A day after the NBA revealed the starters for the Feb. 16 All-Star Game — two guards and three forwards from each conference — the Miami Heat coach said he wonders why the league still has players broken down by positions in the voting process for starters.
Heat forward Jimmy Butler came up short in the chase for one of the three East front-court spots. But he received more fan votes than starting guard Kemba Walker and got more media and fellow player votes than the other East guard starter, Atlanta’s Trae Young.
“It’s a joke that he’s not,” Spoelstra said about Butler. “Hopefully this will change things in the future.”
Reserves, voted on by the NBA’s head coaches, are not broken down by position. And when captains LeBron James and Giannis Antetokounmpo pick their teams on Feb. 6, they won’t be working within position parameters either.

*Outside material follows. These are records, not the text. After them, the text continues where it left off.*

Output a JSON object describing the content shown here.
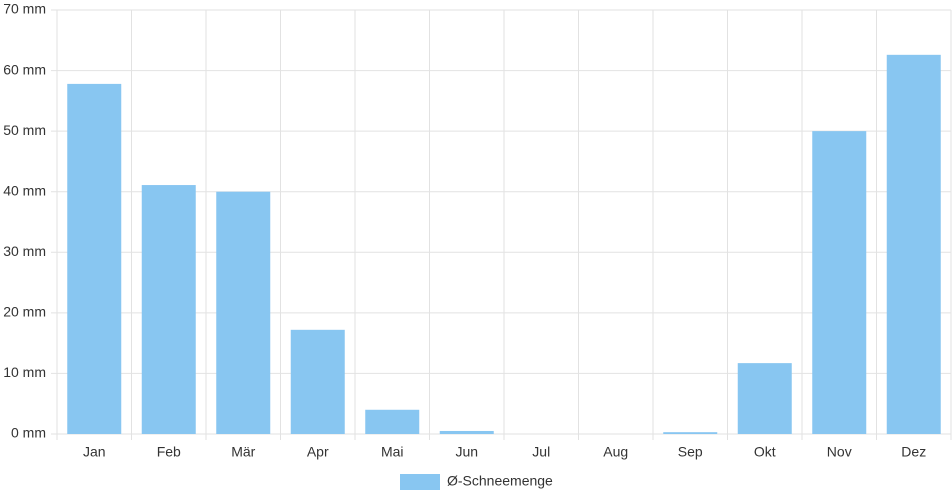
{
  "chart_data": {
    "type": "bar",
    "categories": [
      "Jan",
      "Feb",
      "Mär",
      "Apr",
      "Mai",
      "Jun",
      "Jul",
      "Aug",
      "Sep",
      "Okt",
      "Nov",
      "Dez"
    ],
    "series": [
      {
        "name": "Ø-Schneemenge",
        "color": "#88c6f1",
        "values": [
          57.8,
          41.1,
          40.0,
          17.2,
          4.0,
          0.5,
          0,
          0,
          0.3,
          11.7,
          50.0,
          62.6
        ]
      }
    ],
    "ylim": [
      0,
      70
    ],
    "yticks": [
      {
        "value": 0,
        "label": "0 mm"
      },
      {
        "value": 10,
        "label": "10 mm"
      },
      {
        "value": 20,
        "label": "20 mm"
      },
      {
        "value": 30,
        "label": "30 mm"
      },
      {
        "value": 40,
        "label": "40 mm"
      },
      {
        "value": 50,
        "label": "50 mm"
      },
      {
        "value": 60,
        "label": "60 mm"
      },
      {
        "value": 70,
        "label": "70 mm"
      }
    ],
    "grid": true,
    "legend": "bottom"
  }
}
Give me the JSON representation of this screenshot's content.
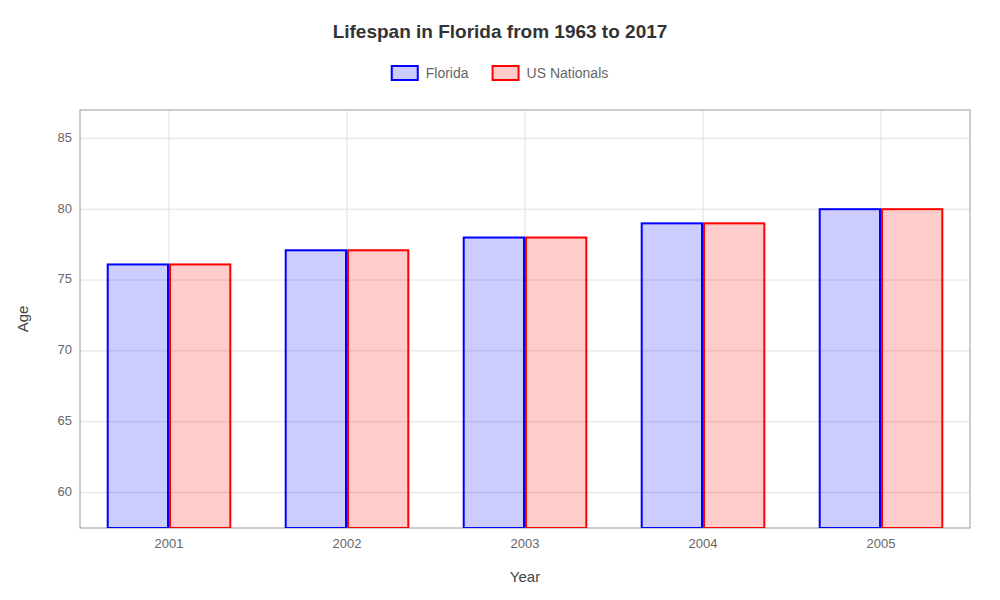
{
  "chart_data": {
    "type": "bar",
    "title": "Lifespan in Florida from 1963 to 2017",
    "x_label": "Year",
    "y_label": "Age",
    "categories": [
      "2001",
      "2002",
      "2003",
      "2004",
      "2005"
    ],
    "series": [
      {
        "name": "Florida",
        "color": "#0000ff",
        "values": [
          76.1,
          77.1,
          78.0,
          79.0,
          80.0
        ]
      },
      {
        "name": "US Nationals",
        "color": "#ff0000",
        "values": [
          76.1,
          77.1,
          78.0,
          79.0,
          80.0
        ]
      }
    ],
    "ylim": [
      57.5,
      87
    ],
    "yticks": [
      60,
      65,
      70,
      75,
      80,
      85
    ],
    "grid": true,
    "legend": "top"
  }
}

But the starters are still decided by having players, fans and media vote from pools where candidates are grouped by position.
“I’m so confused by it,” Spoelstra said. “I just think it’s ridiculous that we’re still in these antiquated positions. So who’s to say what position Jimmy is? Does it matter? ... These are such antiquated labels. I feel like we moved on from that years ago.”
Los Angeles Clippers coach Doc Rivers also expressed surprise that Butler wasn’t a starter, especially when considering that Miami entered Friday as the second-best team in the Eastern Conference.
“There (are) no positions and that’s the way the game should be played anyway, in my opinion,” Rivers said. “Fours, 3s, 2s, 1s, we just call them players. We don’t call them guards or forwards anymore. We just put them in spots and the more guys you can get to do multiple things, the better your team is.”
Rivers said he wasn’t even sure what the process is for choosing starters. When told the player vote plays a part in the process, Rivers expressed disbelief.
“That should stop,” Rivers said, amid laughter. “I’ll just say that up front. ... Players are voting? Wow. I take the subs very seriously. I actually do because it’s important for some of the guys.”
Rivers added that he couldn’t believe that Antetokounmpo — who received more votes from players than anyone else in this year’s All-Star balloting — was snubbed by 32% of his own colleagues in the league.
“Guys vote for their friends and guys vote personal, too,” Rivers said. “That would be my guess.”